Gleb PAVLOVSKY: “You said yourself that a certain system existed. It had formal and informal sides in terms of procedure, with the informal ones being in fact the main thing on which everything rested. In particular, one of the generally accepted informal sides of the old system was the untouchable character of a number of groups...
“Then a funny thing happens. Irrespective of any mandate, dismantling begins more or less spontaneously in different points. Individual subjects simply cease to follow their former rules of behavior. Naturally, they do not synchronize their activities, for Mr. Putin has really massive, but not clearly organized, support in the provinces. This means dismantling begins in the same shadowy way in which the former system was set up. This process turns into a competition: which of these groups was first to crack the safe.”
“Is there a conflict between the old system and Mr. Putin?”
“In general, the conflict lies in the existence of a new political force which has taken power and has in fact no other political instruments with which to wield this power than the old system of dependence. There is nothing else. This resembles the situation of a vicious circle being broken by the means we now see.”
“Who do you think is breaking this circle?”
“If we exposed the procedure of what is going on, it would rather look unexpected to practically all its participants. But the implication, in the shape of hidden, non-public, actions of the agents of this situation, would look politically much more inadequate than the publicly involved sides imagine. Some individual griping is heard: on the one hand, in the form of charges of anti-Semitism, and, on the other hand, suddenly the subject of debts to Gazprom comes up. All these are fragments of the real situation which was never put across to society as a political situation.”

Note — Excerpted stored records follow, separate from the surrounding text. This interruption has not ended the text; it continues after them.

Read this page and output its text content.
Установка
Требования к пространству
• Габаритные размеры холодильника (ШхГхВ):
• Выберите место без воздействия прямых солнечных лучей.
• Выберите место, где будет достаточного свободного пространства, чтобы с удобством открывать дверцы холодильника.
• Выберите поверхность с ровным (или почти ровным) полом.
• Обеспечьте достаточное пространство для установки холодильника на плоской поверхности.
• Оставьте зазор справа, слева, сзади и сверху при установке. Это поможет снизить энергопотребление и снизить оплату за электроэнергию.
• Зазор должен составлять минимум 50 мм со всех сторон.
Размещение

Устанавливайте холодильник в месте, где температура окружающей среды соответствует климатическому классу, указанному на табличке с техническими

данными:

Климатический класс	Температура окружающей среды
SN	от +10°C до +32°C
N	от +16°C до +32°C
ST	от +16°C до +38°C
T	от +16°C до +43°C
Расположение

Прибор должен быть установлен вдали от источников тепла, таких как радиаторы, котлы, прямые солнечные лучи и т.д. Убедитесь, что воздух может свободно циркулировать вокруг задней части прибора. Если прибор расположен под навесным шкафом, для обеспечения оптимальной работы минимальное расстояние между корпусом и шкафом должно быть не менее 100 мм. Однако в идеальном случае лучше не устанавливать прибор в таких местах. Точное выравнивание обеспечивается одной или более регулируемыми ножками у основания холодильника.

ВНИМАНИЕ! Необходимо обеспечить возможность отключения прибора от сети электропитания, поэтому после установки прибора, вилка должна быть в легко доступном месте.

“Is the idea that Mr. Putin was manufactured more myth than reality?”
“This is from the sphere of phantom wars. The truth is Mr. Putin has turned into the central point of the whole political scene. None of the things works unless it goes through him. It looks as if Mr. Putin either holds or leads everybody.”
“What kind of impact will this crisis have on the course of federation reforms?”
“As a side effect, it will, of course, complicate on-going procedures. All procedural processes have been called to question. Frankly, now is not the time to open new fronts.”
“In what way will relations with the West be complicated?”
“The most mythologized environments are the most vulnerable. Today, our relationship with the West is the area of extreme vagueness, in particular, because of elections in the United States. They still look on us there in the pre-election context. Of course, the relations will be extremely confused and chaotic.”